The hitman was damaged, possibly beyond hope. The drugs he'd taken had destroyed him, taken him over. He babbled. His speech was slurred. And I could tell watching him that he ached for a fix. It had become all about the drugs to him, or so it seemed. They were his lover and his mistress. He craved them much the same way a vampire may crave blood.
The bank robber was trying to become a better man, to become the man he was before the drugs took over and destroyed his life.
I found myself blaming the drugs for what these two men became. But I know now that it is not that simple. And I am still in no position to judge either man for their crimes, because I have not lived their lives and I do not know what I would have done if I'd been in their place.

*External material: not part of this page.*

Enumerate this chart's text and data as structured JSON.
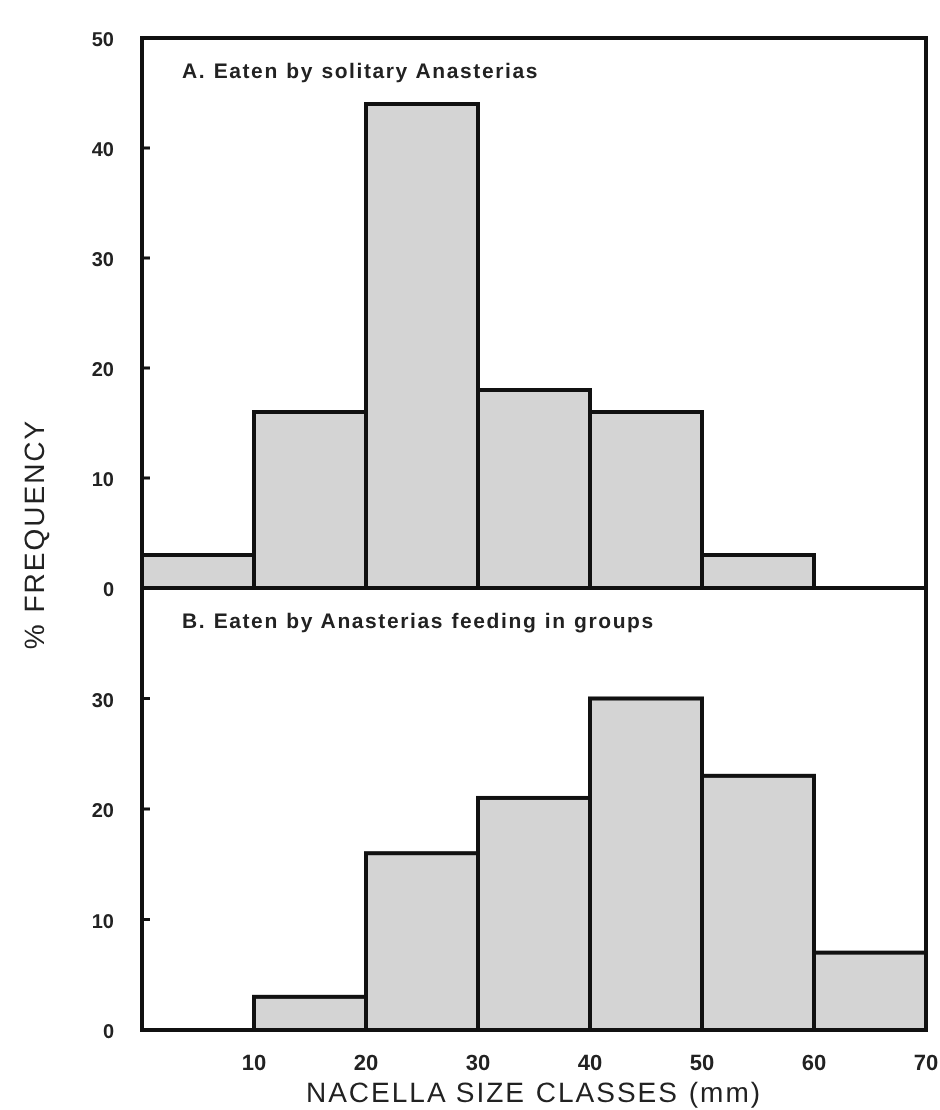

The experience haunts me. It is not one I want to revisit. And when people ask from time to time - why aren't you a practicing attorney, I provide a range of answers - never quite sure how to answer it. I know with absolute certainity that I do not miss it. And that it took another year and a half to realize it was not something I wanted. I'd gone to law school - believing somewhat self-righteously, and perhaps a tad arrogantly, that I could change things, help. I left a bit jaded and tired.
I don't quite know why I felt the need to share these stories with you. Except that I think that we need to share stories like these with one another. By doing so, we learn from each other's experiences and to a degree from our own. And we understand one another a little better. I'm not sure what you'll get out of what I shared above. I'm still not sure what I learned or got out of it - except that the world is not what I thought nor as cut and dried as I once believed. And I wish I could find the words to convey the memories in my head far better than I have. Words at times feel...inadequate.